Questões sobre o toque de recolher para menores


Carlo José Napolitano


Este texto foi produzido em decorrência da minha participação em evento na Instituição Toledo de Ensino, cujo objetivo foi debater a temática Segurança e Violência.

O assunto que norteou as discussões naquele evento foi a proposta da adoção do toque de recolher para menores de idade, na cidade de Bauru. A proposta foi apresentada pelo comando do 4º Batalhão da Polícia Militar ao Juiz da Infância e Juventude desta comarca, agente político, em tese, competente para adotar tal medida.

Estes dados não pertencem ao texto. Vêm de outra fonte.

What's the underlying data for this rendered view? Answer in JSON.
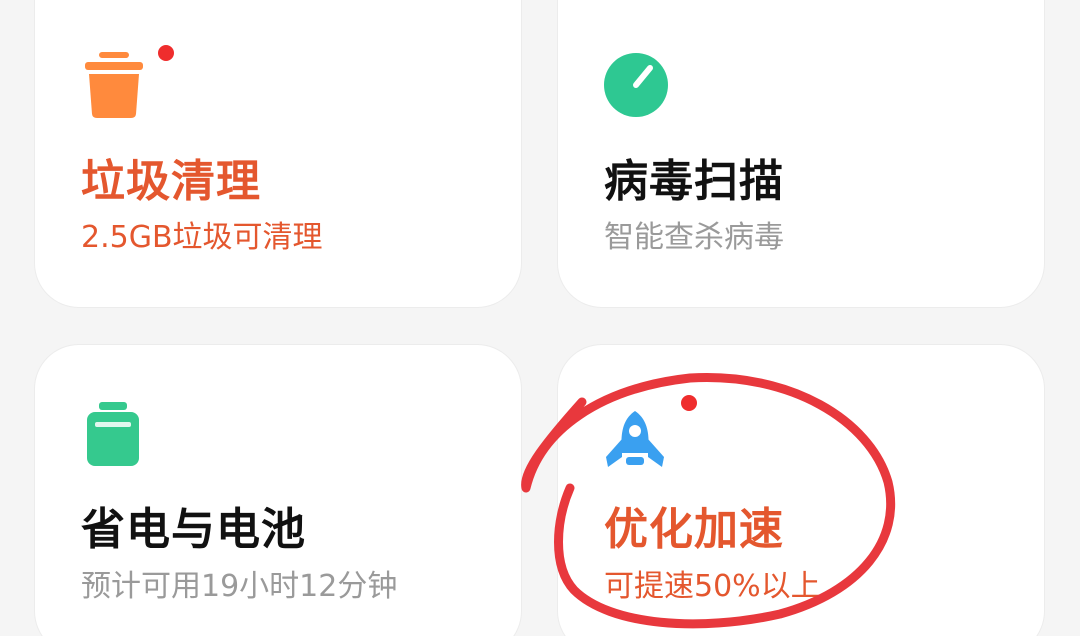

No intuito de colaborar com as discussões acerca do toque de recolher, abordei a questão sobre três aspectos: 1 – jurídico, 2 – político/filosófico; 3 – sociológico.

A questão jurídica

A temática da segurança, interna ou externa, sempre esteve presente na estrutura do Estado moderno. Ocorre que desde o início do século passado, o Estado passou a assumir funções antes reservadas para a sociedade civil. Essas funções apareceram em forma de políticas públicas.

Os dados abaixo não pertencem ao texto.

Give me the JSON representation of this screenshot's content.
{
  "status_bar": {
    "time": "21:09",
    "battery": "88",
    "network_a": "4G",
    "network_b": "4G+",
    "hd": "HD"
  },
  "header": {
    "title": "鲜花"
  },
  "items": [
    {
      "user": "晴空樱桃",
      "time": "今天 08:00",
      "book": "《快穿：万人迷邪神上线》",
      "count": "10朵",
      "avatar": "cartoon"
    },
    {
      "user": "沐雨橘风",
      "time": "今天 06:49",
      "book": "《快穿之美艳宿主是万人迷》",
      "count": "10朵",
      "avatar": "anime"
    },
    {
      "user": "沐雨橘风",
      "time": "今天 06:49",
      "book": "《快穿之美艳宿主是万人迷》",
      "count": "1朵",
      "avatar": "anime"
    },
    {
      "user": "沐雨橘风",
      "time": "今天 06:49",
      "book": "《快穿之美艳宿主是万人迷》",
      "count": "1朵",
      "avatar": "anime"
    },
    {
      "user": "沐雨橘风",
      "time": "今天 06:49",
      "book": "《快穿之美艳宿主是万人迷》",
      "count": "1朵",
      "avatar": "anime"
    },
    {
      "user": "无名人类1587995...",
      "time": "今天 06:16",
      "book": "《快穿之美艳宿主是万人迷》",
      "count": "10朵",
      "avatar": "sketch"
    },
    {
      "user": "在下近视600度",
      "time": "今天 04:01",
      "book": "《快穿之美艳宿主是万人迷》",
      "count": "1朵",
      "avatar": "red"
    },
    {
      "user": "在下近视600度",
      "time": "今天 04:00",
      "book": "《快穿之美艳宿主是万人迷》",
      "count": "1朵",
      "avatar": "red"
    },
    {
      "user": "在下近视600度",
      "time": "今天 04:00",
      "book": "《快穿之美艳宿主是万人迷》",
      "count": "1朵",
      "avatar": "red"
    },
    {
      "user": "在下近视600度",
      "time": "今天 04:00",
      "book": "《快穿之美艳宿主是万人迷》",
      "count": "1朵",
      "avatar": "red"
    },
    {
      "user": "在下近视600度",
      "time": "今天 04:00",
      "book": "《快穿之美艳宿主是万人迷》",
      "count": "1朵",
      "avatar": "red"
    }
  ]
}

Segundo Grau (1990, p. 19) o Estado deixa “então, de intervir na ordem social exclusivamente como produtor do Direito e realizador de segurança, passando a desenvolver novas formas de atuação, para o que faz uso do Direito positivo como instrumento de implementação de políticas públicas.”.

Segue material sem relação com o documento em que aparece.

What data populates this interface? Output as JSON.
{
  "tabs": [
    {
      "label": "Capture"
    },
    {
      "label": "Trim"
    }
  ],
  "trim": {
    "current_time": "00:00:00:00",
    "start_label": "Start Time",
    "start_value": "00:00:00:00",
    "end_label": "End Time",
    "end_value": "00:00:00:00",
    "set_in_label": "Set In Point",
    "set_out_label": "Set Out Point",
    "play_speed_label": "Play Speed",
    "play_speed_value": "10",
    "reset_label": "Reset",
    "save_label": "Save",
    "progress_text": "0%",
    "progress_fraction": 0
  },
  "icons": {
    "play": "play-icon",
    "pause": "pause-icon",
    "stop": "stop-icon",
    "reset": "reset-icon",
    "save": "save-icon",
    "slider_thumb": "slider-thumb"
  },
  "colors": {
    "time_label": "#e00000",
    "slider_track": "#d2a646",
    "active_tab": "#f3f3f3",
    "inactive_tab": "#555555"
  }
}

A proposta de adoção do toque de recolher, no município de Bauru, é um claro exemplo de formulação de uma política pública. Tal política pública foi proposta, como dito acima, pela Polícia Militar ao Juiz da Infância e Juventude desta Cidade e seria efetivada, via portaria, exarada por essa autoridade judiciária.  Esta portaria estaria respaldada no artigo 149 do Estatuto da Criança e do Adolescente (lei 8.069/90). Este artigo dispõe que compete à autoridade judiciária disciplinar, através de portaria, ou autorizar, mediante alvará: I – a entrada e permanência de criança ou adolescente, desacompanhado dos pais ou responsável, em: a) estádio, ginásio e campo desportivo; b) bailes ou promoções dançantes; c) boate ou congêneres; d) casa que explore comercialmente diversões eletrônicas; e) estúdios cinematográficos, de teatro, rádio e televisão. II – a participação de criança e adolescente em: a) espetáculos públicos e seus ensaios; b) certames de beleza. Dispõe ainda no § 1º que para os fins do disposto neste artigo, a autoridade judiciária levará em conta, dentre outros fatores: a) os princípios desta Lei; b) as peculiaridades locais; c) a existência de instalações adequadas; d) o tipo de freqüência habitual ao local; e) a adequação do ambiente a eventual participação ou freqüência de crianças e adolescentes;f) a natureza do espetáculo. No parágrafo subsequente determina que as medidas adotadas na conformidade deste artigo deverão ser fundamentadas, caso a caso, vedadas as determinações de caráter geral.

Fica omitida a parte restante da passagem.